Era Rara o foco, e logicamente, por ela deveria começar. No entanto, lógica nunca foi um dos mais poderosos guias de Heloise quando em ação. Como uma profissional sensitiva, não titubeava em apostar todas as suas fichas em seu faro certeiro e seu olhar sobre-humano. Conhecê-la seria seu primeiro passo, mas nunca diretamente. A experiência com seres humanos ensinou que conhece-se de uma pessoa somente aquilo que ela se predispõe a mostrar, e que a melhor forma de conhecer alguém verdadeiramente é por meio das pessoas que a cercam.

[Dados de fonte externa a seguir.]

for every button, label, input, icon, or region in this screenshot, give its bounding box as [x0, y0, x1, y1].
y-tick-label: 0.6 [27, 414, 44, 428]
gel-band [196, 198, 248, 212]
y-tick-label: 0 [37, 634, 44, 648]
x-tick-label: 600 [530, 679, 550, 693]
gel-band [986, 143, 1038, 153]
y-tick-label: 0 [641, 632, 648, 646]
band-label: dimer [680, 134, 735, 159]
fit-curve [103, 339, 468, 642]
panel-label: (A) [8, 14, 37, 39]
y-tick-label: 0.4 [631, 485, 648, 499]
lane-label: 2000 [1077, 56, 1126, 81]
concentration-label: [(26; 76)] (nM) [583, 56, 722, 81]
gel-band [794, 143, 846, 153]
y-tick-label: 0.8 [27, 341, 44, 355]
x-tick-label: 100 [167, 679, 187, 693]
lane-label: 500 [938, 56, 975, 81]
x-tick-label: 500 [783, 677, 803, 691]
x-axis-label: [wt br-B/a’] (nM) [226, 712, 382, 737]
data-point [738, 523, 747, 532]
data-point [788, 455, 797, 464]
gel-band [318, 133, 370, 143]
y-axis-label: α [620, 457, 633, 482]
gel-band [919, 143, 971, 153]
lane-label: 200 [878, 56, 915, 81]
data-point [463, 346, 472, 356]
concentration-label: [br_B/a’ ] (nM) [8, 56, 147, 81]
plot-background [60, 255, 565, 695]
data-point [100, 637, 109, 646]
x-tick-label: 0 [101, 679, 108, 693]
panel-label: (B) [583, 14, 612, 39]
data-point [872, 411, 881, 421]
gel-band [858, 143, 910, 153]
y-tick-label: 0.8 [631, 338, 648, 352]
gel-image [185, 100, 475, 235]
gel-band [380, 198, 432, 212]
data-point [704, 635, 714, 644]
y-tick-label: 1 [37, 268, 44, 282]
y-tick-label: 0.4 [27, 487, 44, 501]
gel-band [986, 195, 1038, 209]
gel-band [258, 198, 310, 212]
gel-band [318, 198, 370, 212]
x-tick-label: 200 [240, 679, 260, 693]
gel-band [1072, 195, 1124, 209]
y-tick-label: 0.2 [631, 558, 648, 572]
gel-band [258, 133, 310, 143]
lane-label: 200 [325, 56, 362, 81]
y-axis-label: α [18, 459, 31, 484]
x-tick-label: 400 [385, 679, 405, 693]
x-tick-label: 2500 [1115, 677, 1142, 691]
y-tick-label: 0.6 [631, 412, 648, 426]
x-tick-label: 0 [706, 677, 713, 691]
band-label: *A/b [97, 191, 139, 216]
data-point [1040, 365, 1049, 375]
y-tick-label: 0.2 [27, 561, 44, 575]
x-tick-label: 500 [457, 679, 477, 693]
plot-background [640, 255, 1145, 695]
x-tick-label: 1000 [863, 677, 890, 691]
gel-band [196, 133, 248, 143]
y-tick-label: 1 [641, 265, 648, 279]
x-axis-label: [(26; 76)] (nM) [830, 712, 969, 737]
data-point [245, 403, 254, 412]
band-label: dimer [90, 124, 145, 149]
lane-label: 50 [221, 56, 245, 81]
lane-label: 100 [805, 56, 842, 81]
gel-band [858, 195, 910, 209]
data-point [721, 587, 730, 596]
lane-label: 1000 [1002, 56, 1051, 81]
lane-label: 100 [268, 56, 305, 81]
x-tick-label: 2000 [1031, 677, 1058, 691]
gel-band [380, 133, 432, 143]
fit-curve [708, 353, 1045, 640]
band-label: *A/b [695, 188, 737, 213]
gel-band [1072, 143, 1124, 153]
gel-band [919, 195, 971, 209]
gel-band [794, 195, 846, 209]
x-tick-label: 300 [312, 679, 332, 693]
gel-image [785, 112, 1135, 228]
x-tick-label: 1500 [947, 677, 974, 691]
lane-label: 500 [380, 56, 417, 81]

É pelas beiradas que se atinge o núcleo.

Esgotando seu banco de desculpas esfarrapadas, Helo se despediu de Marina pelo celular, crente de que havia sido convincente o suficiente para não despertar o sexto sentido da noiva. Bastava uma ligação e Mari descobriria que sua companheira não estava no ateliê fazendo ajustes no vestido para o grande dia. Embora se sentisse desconfortável por mentir sobre seu real paradeiro, calmaria lhe preenchia ao lembrar-se que não estava prestes a se casar com uma stalker maluca, e que Marina estava longe de começar a investigar para descobrir que, na verdade, a parceira estava de tocaia em frente ao Palácio dos Bandeirantes.

Mazza assistiu atentamente a cada movimentação que surgiu ao seu redor. Conforme previu, em menos de uma hora após o horário estipulado para o fim do enterro, o carro que carregava Rara D'Ovant adentrou os portões do Palácio. Com um binóculos sobre os olhos, a delegada acompanhou a decida da viúva do carro e sua caminhada até que o interior dos muros lhe acolhesse e suas ondas negras sumissem de seu campo de visão.

Todos se foram. Os carros da imprensa, e até mesmos os da segurança. O silêncio e a falta de movimentação faziam parecer que ela contemplava a uma pintura, até que as portas da residência voltaram a se abrir, e de lá de dentro alguém saiu. Heloise se ajeitou no banco e usou os binóculos mais uma vez. Um homem descia o degraus do Palácio. Um homem uniformizado que carregava um quepe e um molho de chave em mãos. Não demorou a ser reconhecido como o motorista da família. Buscando em mente qualquer informação que poderia ter sobre aquele homem, Mazza lembrou-se da maneira prestativa com que ele ofereceu um copo d'água para acalmar a senhora D'Ovant quando Caetano foi encontrado. Lembrou-se de tê-lo visto no hospital e também no velório.